Le Bureau de Coordination des affaires humanitaires de l’ONU (OCHA) s’inquiète du nombre grandissant d’incidents dans la zone des trois frontières. La zone des trois frontières est la zone frontalière entre le Mali, le Niger et le Burkina Faso. Zone tenue par des djihadistes ou des combats ainsi que de nombreux trafics illicites se déroulent. Début 2021, les organismes humanitaires avaient recensé au moins 292 incidents ayant causé la mort de 650 personnes ; selon l’OCHA, cette violence a de « graves répercussions sur les moyens de subsistance fragiles et la capacité des personnes à subvenir à leurs besoins »[xi].

Afin d’aider les services étatiques locaux, des ONG sont présentes au Sahel et essayent d’apporter une aide humanitaire conséquente.

Cette aide est malheureusement soumise aux aléas sécuritaires de la région sahélienne et il est de plus en plus fréquent que des humanitaires soient kidnappés.

Début 2017, le Sahel recensait 4 enlèvements d’humanitaire en moins d’un an[xii].

Le cas particulier de Béatrice Sockly :

Béatrice Stockly est une Suisse installée dans la région de Tombouctou depuis plusieurs années. Cet enlèvement de l’humanitaire avait marqué les esprits du monde occidental puisqu’il s’agissait d’un premier enlèvement d’Occidental au Mali depuis celui des journalistes Ghislaine Dupont et Claude Verlon de la radio RFI en 2013 à Kidal.

Béatrice Stockly avait déjà été kidnappée en 2012 dans la même région par des djihadistes et avait été libérée peu de temps après grâce à une médiation du Burkina Faso. Certaines sources affirment également le versement d’une rançon pour sa libération, ce qu’un médiateur burkinabé avait démenti.

Très bien intégrée, l’enlèvement avait soulevé la colère de la population locale qui reprochait à leur force de sécurité de ne pas assez agir et de manquer à leur devoir de protection des biens et des personnes : « Tout est fait dans l’à-peu-près. Les patrouilles et même les opérations d’escorte ne sont que du tape à l’œil. Mais nous ne sommes pas dupes » témoigne Askia Mohamed, un ancien guide touristique[xiii].

Cette déclaration remet en cause le système d’escorte de sécurité très souvent utilisé pour les collaborateurs dans les zones à risques. Les entreprises ont le choix de signer un contrat avec les forces ou entreprises locales ou alors de faire appel à des entreprises étrangères.

Les humanitaires, des cibles « faciles » :

« Ce sont des cibles faciles » se désole un diplomate à Ouagadougou.
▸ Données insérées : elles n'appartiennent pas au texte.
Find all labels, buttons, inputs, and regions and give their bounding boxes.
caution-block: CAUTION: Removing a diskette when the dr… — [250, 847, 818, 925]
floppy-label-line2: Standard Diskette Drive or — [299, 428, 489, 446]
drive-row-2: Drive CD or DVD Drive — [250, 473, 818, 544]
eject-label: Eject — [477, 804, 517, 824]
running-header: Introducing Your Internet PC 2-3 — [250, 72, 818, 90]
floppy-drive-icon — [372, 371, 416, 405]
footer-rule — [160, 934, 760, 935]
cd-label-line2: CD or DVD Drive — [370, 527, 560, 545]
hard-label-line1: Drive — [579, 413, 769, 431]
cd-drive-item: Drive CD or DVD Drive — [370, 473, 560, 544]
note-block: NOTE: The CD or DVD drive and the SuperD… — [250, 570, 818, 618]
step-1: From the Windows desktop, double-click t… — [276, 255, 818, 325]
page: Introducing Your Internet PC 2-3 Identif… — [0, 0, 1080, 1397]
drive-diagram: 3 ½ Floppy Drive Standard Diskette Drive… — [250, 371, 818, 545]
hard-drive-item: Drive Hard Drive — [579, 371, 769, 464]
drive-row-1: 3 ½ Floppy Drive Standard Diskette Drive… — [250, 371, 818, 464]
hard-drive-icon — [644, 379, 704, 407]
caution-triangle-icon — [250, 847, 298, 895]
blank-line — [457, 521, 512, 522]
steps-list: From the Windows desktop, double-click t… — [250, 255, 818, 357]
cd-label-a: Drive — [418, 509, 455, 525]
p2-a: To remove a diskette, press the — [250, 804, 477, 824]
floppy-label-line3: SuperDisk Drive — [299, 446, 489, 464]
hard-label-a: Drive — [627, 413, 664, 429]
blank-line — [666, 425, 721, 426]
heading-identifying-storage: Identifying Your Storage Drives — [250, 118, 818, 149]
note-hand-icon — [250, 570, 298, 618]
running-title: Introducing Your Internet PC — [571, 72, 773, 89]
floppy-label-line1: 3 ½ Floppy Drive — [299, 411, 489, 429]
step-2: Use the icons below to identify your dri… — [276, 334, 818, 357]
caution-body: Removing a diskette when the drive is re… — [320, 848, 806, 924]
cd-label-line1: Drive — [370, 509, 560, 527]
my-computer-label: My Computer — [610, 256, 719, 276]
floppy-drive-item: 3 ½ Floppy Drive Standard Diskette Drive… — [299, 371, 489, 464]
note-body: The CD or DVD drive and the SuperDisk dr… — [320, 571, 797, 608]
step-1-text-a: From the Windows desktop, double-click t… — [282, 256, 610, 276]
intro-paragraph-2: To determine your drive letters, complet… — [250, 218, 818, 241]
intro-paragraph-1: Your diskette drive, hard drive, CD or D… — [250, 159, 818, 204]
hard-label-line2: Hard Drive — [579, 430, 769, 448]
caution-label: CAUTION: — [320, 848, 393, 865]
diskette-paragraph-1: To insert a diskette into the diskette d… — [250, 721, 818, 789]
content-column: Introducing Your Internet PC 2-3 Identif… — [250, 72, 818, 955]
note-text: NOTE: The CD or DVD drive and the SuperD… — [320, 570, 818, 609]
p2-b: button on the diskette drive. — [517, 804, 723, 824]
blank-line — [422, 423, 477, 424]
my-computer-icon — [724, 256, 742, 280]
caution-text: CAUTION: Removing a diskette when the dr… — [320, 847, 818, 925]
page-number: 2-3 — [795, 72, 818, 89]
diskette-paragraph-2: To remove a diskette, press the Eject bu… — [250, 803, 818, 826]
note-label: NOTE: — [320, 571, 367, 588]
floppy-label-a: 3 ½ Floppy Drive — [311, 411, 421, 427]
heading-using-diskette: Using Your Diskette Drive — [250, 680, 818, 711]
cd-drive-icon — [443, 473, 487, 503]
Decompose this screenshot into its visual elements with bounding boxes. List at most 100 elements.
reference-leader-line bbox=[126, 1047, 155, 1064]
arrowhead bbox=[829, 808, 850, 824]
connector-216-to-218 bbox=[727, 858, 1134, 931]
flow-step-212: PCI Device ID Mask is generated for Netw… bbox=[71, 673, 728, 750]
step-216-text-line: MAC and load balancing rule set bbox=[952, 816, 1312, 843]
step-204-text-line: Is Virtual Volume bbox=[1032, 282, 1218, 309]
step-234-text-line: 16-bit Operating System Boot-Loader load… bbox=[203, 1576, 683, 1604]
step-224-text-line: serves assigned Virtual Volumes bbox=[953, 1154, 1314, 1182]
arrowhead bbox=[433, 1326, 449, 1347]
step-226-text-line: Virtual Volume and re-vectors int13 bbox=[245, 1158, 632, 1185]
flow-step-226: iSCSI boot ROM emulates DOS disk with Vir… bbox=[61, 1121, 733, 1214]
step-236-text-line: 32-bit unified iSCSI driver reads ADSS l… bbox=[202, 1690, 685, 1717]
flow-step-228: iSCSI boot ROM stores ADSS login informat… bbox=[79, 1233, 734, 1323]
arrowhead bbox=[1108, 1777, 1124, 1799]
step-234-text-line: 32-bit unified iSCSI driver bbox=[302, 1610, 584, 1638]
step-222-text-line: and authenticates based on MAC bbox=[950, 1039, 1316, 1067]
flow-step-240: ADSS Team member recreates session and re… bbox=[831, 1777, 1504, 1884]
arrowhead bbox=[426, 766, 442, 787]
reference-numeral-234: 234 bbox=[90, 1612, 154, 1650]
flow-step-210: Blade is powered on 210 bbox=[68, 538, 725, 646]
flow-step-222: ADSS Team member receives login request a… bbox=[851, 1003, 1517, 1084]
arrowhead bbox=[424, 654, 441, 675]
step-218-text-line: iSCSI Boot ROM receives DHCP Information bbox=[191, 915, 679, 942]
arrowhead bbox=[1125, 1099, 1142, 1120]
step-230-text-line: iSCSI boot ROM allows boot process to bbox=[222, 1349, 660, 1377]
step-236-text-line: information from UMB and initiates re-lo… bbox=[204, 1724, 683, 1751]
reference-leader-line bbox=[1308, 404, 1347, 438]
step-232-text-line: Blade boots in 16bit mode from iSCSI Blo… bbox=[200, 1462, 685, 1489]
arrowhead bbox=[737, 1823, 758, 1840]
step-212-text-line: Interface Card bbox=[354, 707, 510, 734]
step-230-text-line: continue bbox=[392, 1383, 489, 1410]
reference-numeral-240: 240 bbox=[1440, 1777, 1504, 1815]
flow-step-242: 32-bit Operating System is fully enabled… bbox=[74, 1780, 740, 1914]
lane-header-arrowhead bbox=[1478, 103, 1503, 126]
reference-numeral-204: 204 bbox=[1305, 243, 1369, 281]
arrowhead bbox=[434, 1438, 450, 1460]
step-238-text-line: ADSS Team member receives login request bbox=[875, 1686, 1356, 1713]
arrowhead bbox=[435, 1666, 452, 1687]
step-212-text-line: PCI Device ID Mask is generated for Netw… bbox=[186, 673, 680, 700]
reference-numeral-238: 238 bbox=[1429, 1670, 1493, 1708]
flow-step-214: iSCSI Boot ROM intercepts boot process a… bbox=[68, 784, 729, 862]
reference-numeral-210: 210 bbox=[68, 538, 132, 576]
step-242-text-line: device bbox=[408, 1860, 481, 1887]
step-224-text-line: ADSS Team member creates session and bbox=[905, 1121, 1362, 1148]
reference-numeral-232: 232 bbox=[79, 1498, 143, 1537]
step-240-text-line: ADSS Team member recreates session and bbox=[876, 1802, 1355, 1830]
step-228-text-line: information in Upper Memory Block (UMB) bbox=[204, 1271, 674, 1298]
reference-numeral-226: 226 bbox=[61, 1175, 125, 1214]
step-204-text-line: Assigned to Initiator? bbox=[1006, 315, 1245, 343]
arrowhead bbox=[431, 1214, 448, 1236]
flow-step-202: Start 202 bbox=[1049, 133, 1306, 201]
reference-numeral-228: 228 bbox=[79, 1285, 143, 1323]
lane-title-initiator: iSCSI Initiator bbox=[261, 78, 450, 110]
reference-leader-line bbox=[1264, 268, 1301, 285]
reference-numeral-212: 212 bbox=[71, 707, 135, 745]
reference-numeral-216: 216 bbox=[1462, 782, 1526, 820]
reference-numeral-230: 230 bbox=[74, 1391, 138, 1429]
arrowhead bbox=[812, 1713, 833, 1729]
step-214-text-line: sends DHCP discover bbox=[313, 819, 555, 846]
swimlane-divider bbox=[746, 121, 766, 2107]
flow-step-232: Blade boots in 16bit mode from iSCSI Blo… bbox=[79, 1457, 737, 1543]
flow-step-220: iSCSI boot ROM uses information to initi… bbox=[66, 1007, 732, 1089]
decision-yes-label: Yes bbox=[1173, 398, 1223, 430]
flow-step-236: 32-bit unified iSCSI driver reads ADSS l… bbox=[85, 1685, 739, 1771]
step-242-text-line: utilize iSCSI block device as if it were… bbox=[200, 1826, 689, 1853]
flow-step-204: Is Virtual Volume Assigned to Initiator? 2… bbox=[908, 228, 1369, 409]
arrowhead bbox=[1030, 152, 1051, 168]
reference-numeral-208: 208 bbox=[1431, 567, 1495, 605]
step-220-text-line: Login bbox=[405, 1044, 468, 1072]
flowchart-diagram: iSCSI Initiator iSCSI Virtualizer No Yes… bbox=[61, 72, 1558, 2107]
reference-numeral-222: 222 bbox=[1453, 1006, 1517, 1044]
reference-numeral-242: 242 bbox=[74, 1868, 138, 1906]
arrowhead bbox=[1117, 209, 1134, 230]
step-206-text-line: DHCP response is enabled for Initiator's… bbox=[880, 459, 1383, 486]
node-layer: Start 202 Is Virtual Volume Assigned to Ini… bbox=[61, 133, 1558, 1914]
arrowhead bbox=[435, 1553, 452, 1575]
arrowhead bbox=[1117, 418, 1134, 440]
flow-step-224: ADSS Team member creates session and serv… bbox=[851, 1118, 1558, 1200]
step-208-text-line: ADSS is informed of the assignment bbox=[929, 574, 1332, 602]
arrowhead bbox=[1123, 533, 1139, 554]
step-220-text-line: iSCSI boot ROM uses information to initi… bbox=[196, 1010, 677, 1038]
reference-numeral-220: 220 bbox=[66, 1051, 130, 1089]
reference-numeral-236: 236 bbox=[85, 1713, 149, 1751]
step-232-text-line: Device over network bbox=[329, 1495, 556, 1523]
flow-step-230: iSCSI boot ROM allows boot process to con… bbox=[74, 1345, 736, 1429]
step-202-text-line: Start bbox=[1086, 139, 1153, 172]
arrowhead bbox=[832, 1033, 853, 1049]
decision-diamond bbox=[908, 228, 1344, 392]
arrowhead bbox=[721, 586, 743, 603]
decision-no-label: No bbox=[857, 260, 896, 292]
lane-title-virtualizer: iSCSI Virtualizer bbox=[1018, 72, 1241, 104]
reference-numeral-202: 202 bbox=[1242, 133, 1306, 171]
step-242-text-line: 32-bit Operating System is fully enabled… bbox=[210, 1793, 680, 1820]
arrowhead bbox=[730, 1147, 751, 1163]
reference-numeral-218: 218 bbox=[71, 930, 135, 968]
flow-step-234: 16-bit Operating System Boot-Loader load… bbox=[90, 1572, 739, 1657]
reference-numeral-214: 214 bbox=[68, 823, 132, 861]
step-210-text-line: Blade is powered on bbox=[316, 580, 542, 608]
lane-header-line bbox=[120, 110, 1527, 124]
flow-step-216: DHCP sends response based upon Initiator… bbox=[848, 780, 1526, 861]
Pour les groupes criminels, et djihadistes, les humanitaires sont vulnérables et constituent une aubaine.

« La montée en puissance d'Aqmi, en 2012, au Mali, est liée en grande partie à l'accumulation des rançons »
Yvan Guichaoua[xiv]

Les systèmes de rançon constituent un réel business pour les djihadistes et aurait même permis au groupe AQMI d’accumuler des dizaines de millions d’euros et de pouvoir ainsi s’imposer face à d’autres groupes armés.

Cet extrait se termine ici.